China, Vietnam report new outbreaks in poultry
The H5N1 strain has devastated Asia's poultry and killed at least 62 people.
BEIJING (AP) -- China and Vietnam reported new bird flu outbreaks in poultry Friday despite massive prevention efforts, while Japan prepared to destroy 180,000 birds to stop a suspected outbreak and Thailand announced plans to distribute its own generic anti-viral drug.
As global jitters mounted, a meeting of ministers from 17 African nations appealed to the continent's governments to share resources, warning that migratory birds from Europe and Asia could carry the virus to their shores.
"The first birds should hit the continent in two to three weeks," said Aberra Deressa, Ethiopia's agriculture minister, at the conference in Kigali, Rwanda. "We cannot move separately, we have to move together or we will fail."

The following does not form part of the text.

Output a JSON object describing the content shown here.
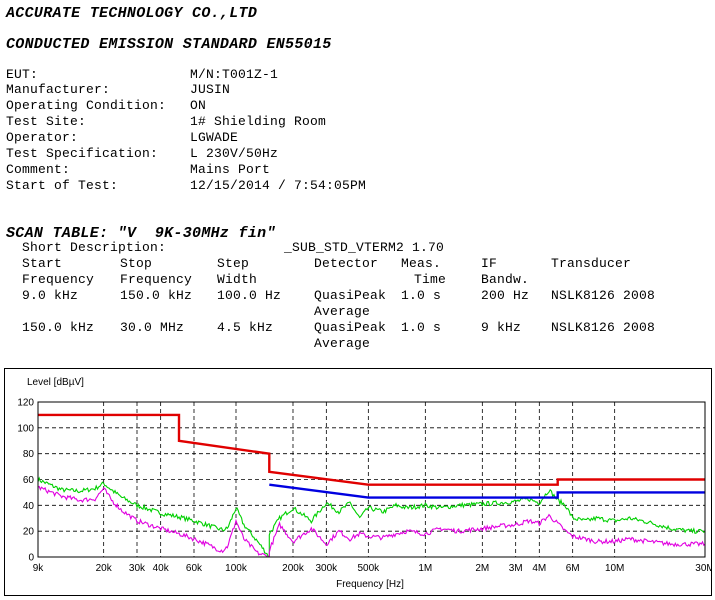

The virulent H5N1 strain of bird flu has devastated Asia's poultry flocks and killed at least 62 people since 2003.
Most of the human deaths from bird flu have been linked to close contact with infected birds, but experts fear the virus could mutate into a form easily spread from person to person and spark a worldwide pandemic.
Chinese outbreak
China's latest outbreak -- the fourth in three weeks in the world's most populous country -- killed 8,940 chickens Oct. 26 in Badaohao village in Liaoning province east of Beijing, the government said.

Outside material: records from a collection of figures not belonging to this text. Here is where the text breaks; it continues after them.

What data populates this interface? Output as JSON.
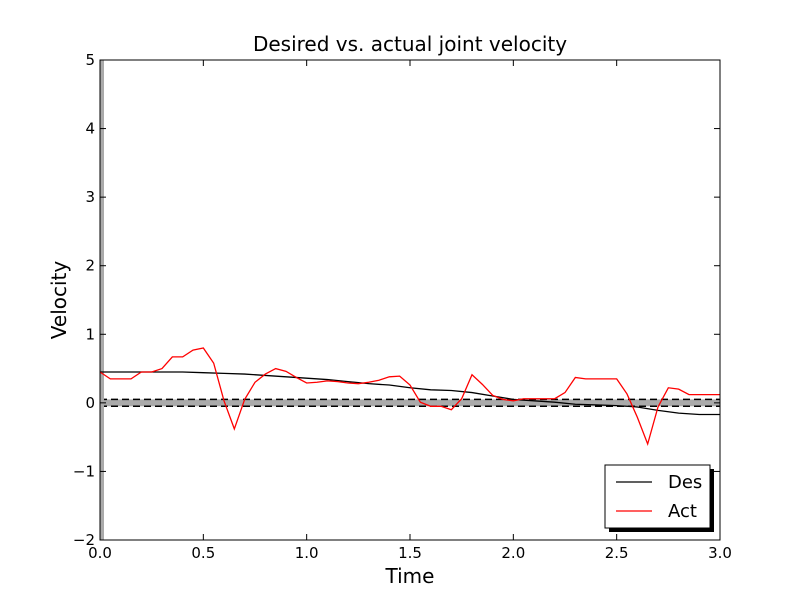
{
  "chart_data": {
    "type": "line",
    "title": "Desired vs. actual joint velocity",
    "xlabel": "Time",
    "ylabel": "Velocity",
    "xlim": [
      0.0,
      3.0
    ],
    "ylim": [
      -2,
      5
    ],
    "x_ticks": [
      "0.0",
      "0.5",
      "1.0",
      "1.5",
      "2.0",
      "2.5",
      "3.0"
    ],
    "y_ticks": [
      "−2",
      "−1",
      "0",
      "1",
      "2",
      "3",
      "4",
      "5"
    ],
    "x_tick_values": [
      0.0,
      0.5,
      1.0,
      1.5,
      2.0,
      2.5,
      3.0
    ],
    "y_tick_values": [
      -2,
      -1,
      0,
      1,
      2,
      3,
      4,
      5
    ],
    "grid": false,
    "legend_position": "lower-right",
    "band": {
      "y_min": -0.05,
      "y_max": 0.05,
      "color": "#aaaaaa"
    },
    "series": [
      {
        "name": "Des",
        "color": "#000000",
        "x": [
          0.0,
          0.1,
          0.2,
          0.3,
          0.4,
          0.5,
          0.6,
          0.7,
          0.8,
          0.9,
          1.0,
          1.1,
          1.2,
          1.3,
          1.4,
          1.5,
          1.6,
          1.7,
          1.8,
          1.9,
          2.0,
          2.1,
          2.2,
          2.3,
          2.4,
          2.5,
          2.6,
          2.7,
          2.8,
          2.9,
          3.0
        ],
        "y": [
          0.45,
          0.45,
          0.45,
          0.45,
          0.45,
          0.44,
          0.43,
          0.42,
          0.4,
          0.38,
          0.36,
          0.34,
          0.31,
          0.28,
          0.26,
          0.22,
          0.19,
          0.18,
          0.15,
          0.1,
          0.05,
          0.03,
          0.01,
          -0.02,
          -0.03,
          -0.04,
          -0.06,
          -0.11,
          -0.15,
          -0.17,
          -0.17
        ]
      },
      {
        "name": "Act",
        "color": "#ff0000",
        "x": [
          0.0,
          0.05,
          0.15,
          0.2,
          0.25,
          0.3,
          0.35,
          0.4,
          0.45,
          0.5,
          0.55,
          0.6,
          0.65,
          0.7,
          0.75,
          0.8,
          0.85,
          0.9,
          0.95,
          1.0,
          1.05,
          1.1,
          1.15,
          1.2,
          1.25,
          1.3,
          1.35,
          1.4,
          1.45,
          1.5,
          1.55,
          1.6,
          1.65,
          1.7,
          1.75,
          1.8,
          1.85,
          1.9,
          1.95,
          2.0,
          2.05,
          2.1,
          2.15,
          2.2,
          2.25,
          2.3,
          2.35,
          2.4,
          2.45,
          2.5,
          2.55,
          2.6,
          2.65,
          2.7,
          2.75,
          2.8,
          2.85,
          2.9,
          2.95,
          3.0
        ],
        "y": [
          0.45,
          0.35,
          0.35,
          0.45,
          0.45,
          0.5,
          0.67,
          0.67,
          0.77,
          0.8,
          0.58,
          0.03,
          -0.38,
          0.05,
          0.3,
          0.42,
          0.5,
          0.46,
          0.37,
          0.29,
          0.3,
          0.32,
          0.31,
          0.29,
          0.28,
          0.3,
          0.33,
          0.38,
          0.39,
          0.26,
          0.01,
          -0.05,
          -0.05,
          -0.1,
          0.06,
          0.41,
          0.27,
          0.11,
          0.05,
          0.03,
          0.06,
          0.06,
          0.06,
          0.06,
          0.15,
          0.37,
          0.35,
          0.35,
          0.35,
          0.35,
          0.13,
          -0.21,
          -0.6,
          -0.06,
          0.22,
          0.2,
          0.12,
          0.12,
          0.12,
          0.12
        ]
      }
    ]
  }
}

The outbreak prompted authorities to destroy 369,900 other birds in the region and came despite efforts to tighten controls on China's 5.2 billion chickens, ducks and other poultry.

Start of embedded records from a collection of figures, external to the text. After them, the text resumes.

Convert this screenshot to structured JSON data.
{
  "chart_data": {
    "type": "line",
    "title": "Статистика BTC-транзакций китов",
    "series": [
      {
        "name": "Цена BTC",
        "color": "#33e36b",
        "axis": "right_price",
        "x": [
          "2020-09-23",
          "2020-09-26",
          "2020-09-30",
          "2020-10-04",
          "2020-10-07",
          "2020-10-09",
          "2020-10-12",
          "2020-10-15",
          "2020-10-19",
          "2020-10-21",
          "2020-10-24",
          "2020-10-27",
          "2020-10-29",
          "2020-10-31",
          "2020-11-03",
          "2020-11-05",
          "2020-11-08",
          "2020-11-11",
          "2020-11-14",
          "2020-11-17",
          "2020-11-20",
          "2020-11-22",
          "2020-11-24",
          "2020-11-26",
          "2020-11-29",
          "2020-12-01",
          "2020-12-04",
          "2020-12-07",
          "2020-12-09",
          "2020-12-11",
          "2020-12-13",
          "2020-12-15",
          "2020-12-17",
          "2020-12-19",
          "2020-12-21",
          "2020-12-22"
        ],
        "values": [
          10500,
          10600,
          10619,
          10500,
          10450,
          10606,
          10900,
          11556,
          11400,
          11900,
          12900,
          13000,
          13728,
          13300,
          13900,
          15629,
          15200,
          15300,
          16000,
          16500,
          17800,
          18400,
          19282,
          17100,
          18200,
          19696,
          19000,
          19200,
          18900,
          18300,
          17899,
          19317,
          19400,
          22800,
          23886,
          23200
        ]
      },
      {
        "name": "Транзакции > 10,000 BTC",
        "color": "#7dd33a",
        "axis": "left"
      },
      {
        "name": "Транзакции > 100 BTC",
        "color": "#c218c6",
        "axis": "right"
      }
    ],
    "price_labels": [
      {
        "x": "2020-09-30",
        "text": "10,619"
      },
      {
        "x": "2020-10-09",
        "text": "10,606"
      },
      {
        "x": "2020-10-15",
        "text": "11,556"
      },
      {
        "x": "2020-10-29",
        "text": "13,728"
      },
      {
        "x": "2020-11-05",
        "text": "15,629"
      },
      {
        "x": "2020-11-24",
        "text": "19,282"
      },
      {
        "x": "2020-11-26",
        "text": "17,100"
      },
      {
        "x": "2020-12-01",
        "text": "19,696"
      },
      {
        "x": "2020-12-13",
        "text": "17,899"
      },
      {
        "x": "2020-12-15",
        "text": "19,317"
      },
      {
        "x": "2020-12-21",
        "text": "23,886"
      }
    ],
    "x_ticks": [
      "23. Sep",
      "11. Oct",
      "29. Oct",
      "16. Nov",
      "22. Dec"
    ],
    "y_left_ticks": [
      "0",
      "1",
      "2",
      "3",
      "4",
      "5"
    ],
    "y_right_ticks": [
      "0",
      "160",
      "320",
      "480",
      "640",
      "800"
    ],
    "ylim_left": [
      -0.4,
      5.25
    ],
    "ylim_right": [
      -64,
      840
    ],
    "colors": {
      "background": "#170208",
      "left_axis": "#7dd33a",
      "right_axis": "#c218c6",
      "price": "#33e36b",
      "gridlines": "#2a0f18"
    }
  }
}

No human cases have been reported in China, but authorities warn one is inevitable if the government can't stop repeated outbreaks in poultry.
3,000 birds killed
In Vietnam -- where most of the human deaths have occurred -- more than 3,000 poultry died or were slaughtered this week in three villages in Bac Giang province, 35 miles northeast of Hanoi, said provincial vice chairman Nguyen Dang Khoa.
Transporting poultry in or out of the three villages was banned, and the area has been disinfected and remaining poultry vaccinated, he said. In one village, Van Trung, a dozen local officials went from house to house Friday, beating to death any poultry they found.
In Japan, authorities said antibody testing had found that 80 chickens at a farm in Ibaraki state had been exposed to a virus of the H5 strain, but survived. Nevertheless, 180,000 or 300,000 birds at the farm would be killed as a precaution, officials said.
In Thailand, the head of the state drug production company said Friday the country could begin as early as February distributing its generic version of Oseltamivir, one of the most effective anti-viral drugs for bird flu.